The FDA has approved aflibercept for the treatment of neovascular age-related macular degeneration.
Tarrytown, NY-The FDA has approved aflibercept (Eylea, also known as VEGF Trap-Eye, Regeneron Pharmaceuticals) for the treatment of neovascular age-related macular degeneration (AMD). The recommended dose of the drug for wet AMD is 2 mg every 4 weeks for the first 12 weeks and then 2 mg every 8 weeks.
The importance of the drug to this patient population is that not only is the efficacy of aflibercept equal to that achieved with the current gold standard anti-vascular endothelial growth factor (VEGF) drug, ranibizumab (Lucentis, Genentech), but, more importantly, the patients' treatment burden is reduced, noted Peter K. Kaiser, MD, a principal investigator in the VEGF Trap-Eye studies, and a vitreoretinal specialist at the Cole Eye Institute, Cleveland Clinic, Cleveland.
Regeneron announced the FDA decision in a prepared statement on Nov. 18, 2011.
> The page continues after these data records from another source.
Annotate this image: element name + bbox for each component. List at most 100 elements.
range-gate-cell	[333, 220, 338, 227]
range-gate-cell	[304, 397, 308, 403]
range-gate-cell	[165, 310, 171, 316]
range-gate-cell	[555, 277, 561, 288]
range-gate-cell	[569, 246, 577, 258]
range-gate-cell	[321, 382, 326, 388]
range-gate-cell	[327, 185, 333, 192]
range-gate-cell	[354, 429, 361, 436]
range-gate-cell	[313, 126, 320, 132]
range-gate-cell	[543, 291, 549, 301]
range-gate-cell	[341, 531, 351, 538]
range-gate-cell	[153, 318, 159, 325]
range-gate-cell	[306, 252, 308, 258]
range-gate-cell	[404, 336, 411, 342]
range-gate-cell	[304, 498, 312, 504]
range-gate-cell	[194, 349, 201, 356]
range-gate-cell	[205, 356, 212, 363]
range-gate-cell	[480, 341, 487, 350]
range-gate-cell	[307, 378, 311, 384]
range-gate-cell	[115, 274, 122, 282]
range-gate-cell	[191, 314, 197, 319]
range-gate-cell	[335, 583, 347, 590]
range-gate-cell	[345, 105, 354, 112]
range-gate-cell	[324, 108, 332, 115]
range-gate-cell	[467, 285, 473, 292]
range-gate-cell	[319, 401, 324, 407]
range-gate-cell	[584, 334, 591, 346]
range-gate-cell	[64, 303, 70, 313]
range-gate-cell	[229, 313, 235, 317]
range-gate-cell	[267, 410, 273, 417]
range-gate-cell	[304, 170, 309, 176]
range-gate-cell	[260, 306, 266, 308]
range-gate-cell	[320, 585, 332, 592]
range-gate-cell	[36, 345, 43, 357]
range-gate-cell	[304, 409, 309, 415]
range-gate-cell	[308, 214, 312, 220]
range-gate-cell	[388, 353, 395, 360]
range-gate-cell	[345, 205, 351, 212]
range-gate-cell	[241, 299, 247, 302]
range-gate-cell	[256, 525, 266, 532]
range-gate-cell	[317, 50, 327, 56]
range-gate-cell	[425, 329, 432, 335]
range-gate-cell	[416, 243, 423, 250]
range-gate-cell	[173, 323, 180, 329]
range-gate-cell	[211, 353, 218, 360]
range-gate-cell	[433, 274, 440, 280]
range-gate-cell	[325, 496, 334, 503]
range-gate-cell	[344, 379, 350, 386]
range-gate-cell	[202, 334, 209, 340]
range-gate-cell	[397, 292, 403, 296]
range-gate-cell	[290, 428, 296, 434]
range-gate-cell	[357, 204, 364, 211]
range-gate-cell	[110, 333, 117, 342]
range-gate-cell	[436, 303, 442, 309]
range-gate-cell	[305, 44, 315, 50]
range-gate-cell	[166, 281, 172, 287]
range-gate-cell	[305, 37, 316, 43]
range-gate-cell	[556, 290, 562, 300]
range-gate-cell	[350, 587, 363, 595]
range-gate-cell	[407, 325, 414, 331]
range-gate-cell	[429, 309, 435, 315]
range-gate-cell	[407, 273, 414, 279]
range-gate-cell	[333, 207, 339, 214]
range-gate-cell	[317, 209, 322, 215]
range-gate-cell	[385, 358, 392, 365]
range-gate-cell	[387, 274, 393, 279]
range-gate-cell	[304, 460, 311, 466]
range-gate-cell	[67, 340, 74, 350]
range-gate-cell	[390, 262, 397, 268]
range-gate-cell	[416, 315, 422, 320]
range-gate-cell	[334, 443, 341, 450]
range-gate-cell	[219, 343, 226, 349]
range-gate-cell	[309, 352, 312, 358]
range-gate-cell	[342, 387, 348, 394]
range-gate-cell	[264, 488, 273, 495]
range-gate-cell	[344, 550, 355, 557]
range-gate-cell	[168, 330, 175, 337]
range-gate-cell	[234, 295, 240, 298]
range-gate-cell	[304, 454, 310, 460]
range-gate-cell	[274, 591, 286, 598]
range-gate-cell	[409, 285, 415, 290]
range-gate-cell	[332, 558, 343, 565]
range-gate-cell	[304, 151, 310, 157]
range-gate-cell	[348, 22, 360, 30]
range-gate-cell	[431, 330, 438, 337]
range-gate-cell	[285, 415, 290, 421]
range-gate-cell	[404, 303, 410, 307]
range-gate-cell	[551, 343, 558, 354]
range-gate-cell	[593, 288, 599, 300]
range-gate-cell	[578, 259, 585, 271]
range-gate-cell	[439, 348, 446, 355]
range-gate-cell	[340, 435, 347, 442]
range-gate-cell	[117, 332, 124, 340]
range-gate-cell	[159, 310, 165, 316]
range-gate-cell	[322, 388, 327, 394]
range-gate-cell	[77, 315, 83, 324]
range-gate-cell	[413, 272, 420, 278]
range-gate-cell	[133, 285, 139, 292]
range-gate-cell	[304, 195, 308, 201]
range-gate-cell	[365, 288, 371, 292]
Aflibercept is a recombinant fusion protein that works as a soluble decoy receptor that binds all isoforms of VEGF as well as placental growth factor. By so doing, the drug inhibits the activation of the VEGF family of receptors by their ligands.
"Overall, this is a very positive step in the right direction for everyone involved in the management of AMD," Dr. Kaiser said.
The FDA moved to approve aflibercept under a priority review, which the prepared statement described as a "designation that is given to drugs that offer major advances in treatment, or provide a treatment where no adequate therapy exists. This approval was based upon the results of two phase III clinical studies."
The patients who participated in these studies received aflibercept every 8 weeks after they had been treated with three initial monthly injections. The results with aflibercept were clinically equivalent to ranibizumab injections that are administered every 4 weeks over 52 weeks.
The adverse reactions that are associated with aflibercept are subconjunctival hemorrhages, ocular pain, development of cataract, vitreous detachment, vitreous floaters, and increased IOP-all of which are similar to the adverse events with ranibizumab. The drug also carries a potential risk of the occurrence of arterial thromboembolic events following use of intravitreal VEGF inhibitors (i.e., nonfatal stroke, nonfatal myocardial infarction, or vascular death, including deaths of unknown cause). The incidence of arterial thromboembolic events with the product in the clinical trials was low (1.8%), according to the manufacturer, which also noted that "serious adverse reactions related to the injection procedure have occurred in less than 0.1% of intravitreal injections with [aflibercept]." These include endophthalmitis, traumatic cataract, and increased IOP. These values were similar to those seen with ranibizumab in the study.